A Guerra da Crimeia outra vez?
Entre 1853 e 1856 desenrolou-se a Guerra da Crimeia, opondo russos a uma boa parte da Europa e ao Império Otomano. O seu início? A ideia russa de proteção de populações ortodoxas e dos seus territórios, em colisão com os vizinhos otomanos. O seu espaço de conflito privilegiado? A península da Crimeia e o mar Negro. Mas, se à época a Rússia foi a derrotada, com custos muito elevados, hoje dificilmente o será.
O problema de ter como vizinhos potências militares e nucleares lideradas por um poder autocrático é o de, por mais que estas violem o direito internacional e por mais represálias que se despejem sobre si e os seus nacionais, provavelmente o resultado final não ser alterado. A Rússia está bem adaptada ao isolamento internacional. O presidente ucraniano já se apercebeu de que nunca a Ucrânia fará parte da NATO e só daqui por muito tempo, eventualmente, integrará a União Europeia. Assim, só um pragmatismo político, mesmo que orientado por valores, pode evitar uma guerra ainda mais longa e mais sofrida.
Claro que a confiança internacional sobre a Rússia ficará destruída durante décadas, bem como a sua economia sofrerá - e, com ela, todas as demais. Mas isso não é suficiente para levar à alteração das suas decisões que, ao contrário do Ocidente, não balançam com opiniões públicas, pela emocionalidade das redes sociais e da imprensa ou sequer por esse detalhe que são eleições. A pressão cívica ou o bem-estar das pessoas significa por lá algo de diferente e sem grande peso na decisão política.

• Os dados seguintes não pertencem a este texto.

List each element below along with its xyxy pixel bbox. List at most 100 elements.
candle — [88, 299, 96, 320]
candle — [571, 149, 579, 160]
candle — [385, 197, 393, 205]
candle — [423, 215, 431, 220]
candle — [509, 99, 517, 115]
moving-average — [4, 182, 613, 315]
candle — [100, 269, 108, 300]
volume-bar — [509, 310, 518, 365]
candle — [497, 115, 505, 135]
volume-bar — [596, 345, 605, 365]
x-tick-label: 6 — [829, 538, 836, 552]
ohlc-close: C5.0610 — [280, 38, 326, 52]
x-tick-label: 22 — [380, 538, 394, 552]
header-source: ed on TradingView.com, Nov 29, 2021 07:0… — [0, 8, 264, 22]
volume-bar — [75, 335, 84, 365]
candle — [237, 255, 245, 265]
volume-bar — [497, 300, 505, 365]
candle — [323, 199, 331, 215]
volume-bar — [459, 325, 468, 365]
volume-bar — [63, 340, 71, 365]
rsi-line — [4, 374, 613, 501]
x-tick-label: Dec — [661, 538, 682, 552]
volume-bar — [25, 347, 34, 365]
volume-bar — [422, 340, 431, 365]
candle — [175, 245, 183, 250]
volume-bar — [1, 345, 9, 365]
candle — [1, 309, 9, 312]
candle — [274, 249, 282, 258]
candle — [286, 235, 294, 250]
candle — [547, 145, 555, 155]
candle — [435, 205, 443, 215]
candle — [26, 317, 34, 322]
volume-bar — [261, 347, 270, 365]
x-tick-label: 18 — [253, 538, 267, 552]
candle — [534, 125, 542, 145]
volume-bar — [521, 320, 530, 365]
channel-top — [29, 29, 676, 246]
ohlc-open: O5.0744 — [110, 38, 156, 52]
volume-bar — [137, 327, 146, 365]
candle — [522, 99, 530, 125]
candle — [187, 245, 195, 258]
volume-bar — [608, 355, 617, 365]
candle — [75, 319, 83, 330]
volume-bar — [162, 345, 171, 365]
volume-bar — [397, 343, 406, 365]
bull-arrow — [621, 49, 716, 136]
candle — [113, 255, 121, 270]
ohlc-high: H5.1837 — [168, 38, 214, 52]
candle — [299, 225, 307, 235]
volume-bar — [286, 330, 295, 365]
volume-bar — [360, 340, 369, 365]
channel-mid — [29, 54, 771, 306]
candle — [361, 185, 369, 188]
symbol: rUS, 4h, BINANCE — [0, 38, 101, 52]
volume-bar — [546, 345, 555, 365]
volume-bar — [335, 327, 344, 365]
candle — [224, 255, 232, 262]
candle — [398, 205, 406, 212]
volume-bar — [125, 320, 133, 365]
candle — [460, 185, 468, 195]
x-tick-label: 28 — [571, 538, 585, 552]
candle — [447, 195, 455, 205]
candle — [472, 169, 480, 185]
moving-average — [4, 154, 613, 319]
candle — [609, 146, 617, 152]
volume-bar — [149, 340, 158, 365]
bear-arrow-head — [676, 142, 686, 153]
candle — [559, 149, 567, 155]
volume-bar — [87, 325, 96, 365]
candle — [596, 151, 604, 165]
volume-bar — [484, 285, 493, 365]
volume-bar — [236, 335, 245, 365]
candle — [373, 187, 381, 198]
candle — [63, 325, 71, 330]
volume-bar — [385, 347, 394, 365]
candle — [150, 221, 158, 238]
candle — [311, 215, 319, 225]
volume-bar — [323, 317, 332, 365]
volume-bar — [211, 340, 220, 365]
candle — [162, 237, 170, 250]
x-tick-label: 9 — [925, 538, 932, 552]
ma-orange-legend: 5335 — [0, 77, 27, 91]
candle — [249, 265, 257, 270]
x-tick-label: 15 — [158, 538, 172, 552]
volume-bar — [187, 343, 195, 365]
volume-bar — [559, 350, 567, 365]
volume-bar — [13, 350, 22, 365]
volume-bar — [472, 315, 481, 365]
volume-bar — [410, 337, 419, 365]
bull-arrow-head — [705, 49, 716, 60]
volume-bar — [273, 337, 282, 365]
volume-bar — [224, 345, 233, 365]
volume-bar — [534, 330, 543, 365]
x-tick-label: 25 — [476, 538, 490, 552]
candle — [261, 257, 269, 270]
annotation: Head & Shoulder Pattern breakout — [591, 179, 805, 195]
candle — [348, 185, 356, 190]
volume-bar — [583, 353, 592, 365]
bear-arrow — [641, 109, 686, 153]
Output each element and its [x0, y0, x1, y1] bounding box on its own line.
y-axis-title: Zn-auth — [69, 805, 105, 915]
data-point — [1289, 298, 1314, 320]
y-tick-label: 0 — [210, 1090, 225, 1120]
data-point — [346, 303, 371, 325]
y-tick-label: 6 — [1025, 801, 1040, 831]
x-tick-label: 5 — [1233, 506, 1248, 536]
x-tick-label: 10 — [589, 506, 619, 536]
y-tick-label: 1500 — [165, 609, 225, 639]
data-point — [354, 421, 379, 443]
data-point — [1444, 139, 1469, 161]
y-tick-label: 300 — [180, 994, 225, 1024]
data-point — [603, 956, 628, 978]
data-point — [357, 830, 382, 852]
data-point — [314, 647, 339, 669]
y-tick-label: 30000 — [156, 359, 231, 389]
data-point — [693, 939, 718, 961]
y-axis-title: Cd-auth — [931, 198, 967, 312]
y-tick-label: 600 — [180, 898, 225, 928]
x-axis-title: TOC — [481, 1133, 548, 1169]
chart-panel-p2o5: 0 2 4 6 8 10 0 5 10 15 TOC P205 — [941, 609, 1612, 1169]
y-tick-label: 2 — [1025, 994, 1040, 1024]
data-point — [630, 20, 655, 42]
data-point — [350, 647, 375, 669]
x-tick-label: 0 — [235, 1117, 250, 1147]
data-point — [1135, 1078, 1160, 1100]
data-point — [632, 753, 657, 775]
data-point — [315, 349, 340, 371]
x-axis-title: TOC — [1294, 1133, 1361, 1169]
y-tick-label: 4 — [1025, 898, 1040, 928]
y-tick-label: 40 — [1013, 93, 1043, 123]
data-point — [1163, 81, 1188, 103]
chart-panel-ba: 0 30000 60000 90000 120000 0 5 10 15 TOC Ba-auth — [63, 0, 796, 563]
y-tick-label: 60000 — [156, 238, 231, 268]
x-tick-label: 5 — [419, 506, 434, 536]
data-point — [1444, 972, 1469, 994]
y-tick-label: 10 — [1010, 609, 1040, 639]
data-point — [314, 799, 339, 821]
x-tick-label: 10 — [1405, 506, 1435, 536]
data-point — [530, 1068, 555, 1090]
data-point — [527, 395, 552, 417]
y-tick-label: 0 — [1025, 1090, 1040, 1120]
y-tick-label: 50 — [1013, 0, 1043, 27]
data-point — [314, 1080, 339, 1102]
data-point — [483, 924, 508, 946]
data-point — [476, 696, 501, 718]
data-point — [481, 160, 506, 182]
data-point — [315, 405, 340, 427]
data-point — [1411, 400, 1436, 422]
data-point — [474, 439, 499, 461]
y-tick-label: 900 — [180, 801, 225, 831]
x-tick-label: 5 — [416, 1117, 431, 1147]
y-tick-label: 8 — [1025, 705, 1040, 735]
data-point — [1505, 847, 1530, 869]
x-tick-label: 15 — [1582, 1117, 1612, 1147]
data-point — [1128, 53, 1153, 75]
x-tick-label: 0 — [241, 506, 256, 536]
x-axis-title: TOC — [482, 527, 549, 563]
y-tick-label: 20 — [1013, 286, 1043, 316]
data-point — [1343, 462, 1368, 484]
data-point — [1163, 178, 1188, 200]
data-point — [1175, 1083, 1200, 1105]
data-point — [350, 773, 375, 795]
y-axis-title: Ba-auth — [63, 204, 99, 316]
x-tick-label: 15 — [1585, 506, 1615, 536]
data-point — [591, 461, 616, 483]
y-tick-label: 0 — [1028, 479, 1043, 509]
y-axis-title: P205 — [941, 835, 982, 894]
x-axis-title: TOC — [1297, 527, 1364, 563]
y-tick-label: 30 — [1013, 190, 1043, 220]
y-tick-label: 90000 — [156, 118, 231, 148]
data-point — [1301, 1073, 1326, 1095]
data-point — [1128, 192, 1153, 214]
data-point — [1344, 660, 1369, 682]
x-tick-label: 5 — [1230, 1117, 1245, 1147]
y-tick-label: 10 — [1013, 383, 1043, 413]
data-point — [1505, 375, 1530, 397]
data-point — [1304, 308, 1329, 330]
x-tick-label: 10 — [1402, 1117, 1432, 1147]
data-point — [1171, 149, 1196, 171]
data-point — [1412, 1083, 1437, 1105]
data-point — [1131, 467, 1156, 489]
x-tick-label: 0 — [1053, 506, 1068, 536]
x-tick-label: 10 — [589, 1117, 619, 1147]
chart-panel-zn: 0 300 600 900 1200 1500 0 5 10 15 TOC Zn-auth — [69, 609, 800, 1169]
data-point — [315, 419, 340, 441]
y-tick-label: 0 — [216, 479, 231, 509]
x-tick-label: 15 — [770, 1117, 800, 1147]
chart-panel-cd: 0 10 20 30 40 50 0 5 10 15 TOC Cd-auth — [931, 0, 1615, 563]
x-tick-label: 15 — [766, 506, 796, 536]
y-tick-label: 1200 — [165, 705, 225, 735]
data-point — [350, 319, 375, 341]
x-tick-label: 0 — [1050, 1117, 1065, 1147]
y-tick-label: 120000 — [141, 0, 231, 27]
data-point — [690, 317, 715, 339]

A Europa o melhor que aqui pode fazer é procurar, com empenho real, um cessar-fogo e um acordo que permita aos Estados em causa refazerem as suas convicções, sem derrotas demasiado óbvias a serem assumidas. Caso a Rússia pretendesse a simples tomada da Ucrânia pela força, provavelmente já o teria feito. Ou não. Talvez este processo atual seja parte do plano, com um objetivo final já traçado de anular absolutamente aquele país. Mas, sendo uma ou outra a decisão, o melhor sempre será procurar ativamente e quanto antes um processo negocial que salvaguarde vidas e que crie um mínimo sério de estabilidade e previsibilidade na região.
Estar-se-á nesse processo a beneficiar o uso ilegítimo da força e da ameaça sobre a ordem e o direito internacionais? Sem dúvida. Mas qual a alternativa real a isso? Um conflito militar de carácter mundial? O risco nuclear? Perante o jogo em curso, os jogadores têm de o assumir e não teorizar sobre as regras do jogo que vêm nos manuais. E procurar proteger vidas, todas as vidas, não porque os combustíveis sobem de preço, não porque os bens essenciais podem vir a escassear, mas simplesmente porque são vidas humanas que estão em causa.